On Skinty Fia’s sublimely intense album opener, In ár gCroíthe go deo (English translation: in our hearts forever), Fontaines D.C. tell the story of the Irish woman, Margaret Keane, who lived in Coventry, England, when she passed away, and the bids to rid the Irish saying from her gravestone. “She couldn't get that expression engraved on her gravestone because the Irish language was deemed too political, even though it just means in our hearts forever,” Deegan says, sharing his relief that Keane’s family won an appeal to have the epitaph on her gravestone.

Margaret Keane’s family invited the band to visit the grave site. While Deegan couldn’t be there, he says the rest of the band “shared a really beautiful moment” with the family. “I think when you make music in some way, you're trying to create a universal experience from something from a specific thing you've experienced yourself. To relate to others in some way helps them process it, whether just to have an outlet or catharsis. It's rare to be so directly specific; it is actually such a rare and amazing thing. And I'm happy that that's happened because what is music for?”

On Nabokov, Fontaines D.C. sound like a classic Brit-pop band (they’re a 90s alt/grunge band on Jackie Down The Line, too) – “That's interesting that you say that,” Deegan pipes in, “I think that probably got passed on Grian’s lyric and the vocal melody.” But Curley is the one who wrote Nabokov, who was aiming for the halfway point between Exterminator by Primal Scream and the album, My Bloody Underground by Brian Jonestown Massacre.

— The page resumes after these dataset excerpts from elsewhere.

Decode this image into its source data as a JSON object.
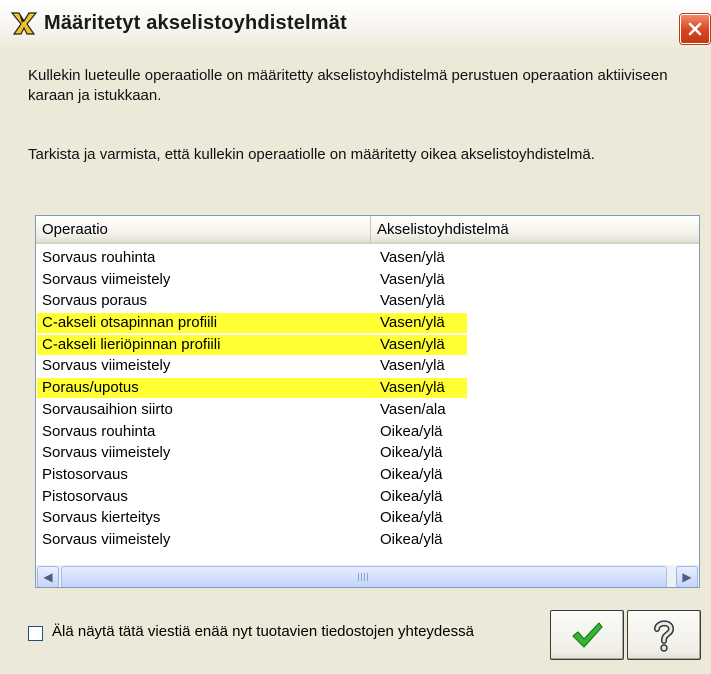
{
  "window": {
    "title": "Määritetyt akselistoyhdistelmät",
    "close_glyph": "✕"
  },
  "message": {
    "line1": "Kullekin lueteulle operaatiolle on määritetty akselistoyhdistelmä perustuen operaation aktiiviseen karaan ja istukkaan.",
    "line2": "Tarkista ja varmista, että kullekin operaatiolle on määritetty oikea akselistoyhdistelmä."
  },
  "table": {
    "columns": [
      "Operaatio",
      "Akselistoyhdistelmä"
    ],
    "rows": [
      {
        "op": "Sorvaus rouhinta",
        "axis": "Vasen/ylä",
        "highlight": false
      },
      {
        "op": "Sorvaus viimeistely",
        "axis": "Vasen/ylä",
        "highlight": false
      },
      {
        "op": "Sorvaus poraus",
        "axis": "Vasen/ylä",
        "highlight": false
      },
      {
        "op": "C-akseli otsapinnan profiili",
        "axis": "Vasen/ylä",
        "highlight": true
      },
      {
        "op": "C-akseli lieriöpinnan profiili",
        "axis": "Vasen/ylä",
        "highlight": true
      },
      {
        "op": "Sorvaus viimeistely",
        "axis": "Vasen/ylä",
        "highlight": false
      },
      {
        "op": "Poraus/upotus",
        "axis": "Vasen/ylä",
        "highlight": true
      },
      {
        "op": "Sorvausaihion siirto",
        "axis": "Vasen/ala",
        "highlight": false
      },
      {
        "op": "Sorvaus rouhinta",
        "axis": "Oikea/ylä",
        "highlight": false
      },
      {
        "op": "Sorvaus viimeistely",
        "axis": "Oikea/ylä",
        "highlight": false
      },
      {
        "op": "Pistosorvaus",
        "axis": "Oikea/ylä",
        "highlight": false
      },
      {
        "op": "Pistosorvaus",
        "axis": "Oikea/ylä",
        "highlight": false
      },
      {
        "op": "Sorvaus kierteitys",
        "axis": "Oikea/ylä",
        "highlight": false
      },
      {
        "op": "Sorvaus viimeistely",
        "axis": "Oikea/ylä",
        "highlight": false
      }
    ],
    "highlight_color": "#ffff33"
  },
  "scrollbar": {
    "left_glyph": "◀",
    "right_glyph": "▶"
  },
  "footer": {
    "checkbox_label": "Älä näytä tätä viestiä enää nyt tuotavien tiedostojen yhteydessä",
    "checkbox_checked": false,
    "ok_icon": "checkmark-icon",
    "help_icon": "question-icon"
  },
  "colors": {
    "title_accent": "#2b2b2b",
    "close_red": "#d8441f",
    "ok_green": "#2ea82e"
  }
}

A lot is going on during that song, so much so that it caused the power to go out when the band performed it at the Irish American Heritage Centre in Chicago as part of NPR’s Tiny Desk (at home) concerts. “Oh my god, that was so random,” Deegan laughs. “We found this really nice setting to have a performance… like, okay, we're in Chicago, and there are all these quotes from all these amazing Irish writers, and stuff on the walls, and all these books surround us… It seems like the perfect setting for us to play, right? I guess they just didn't ever fathom that they’d have a live rock and roll band playing live, interrupting the power grid.”

Fontaines D.C. are making their Australian tour and festival debut this February. Punters can catch the band at Laneway and sold-out headline shows - find more info on the band’s website.

*  The headline shows were initially booked following the release of Dogrel. Aussie fans have been waiting a long time for this one.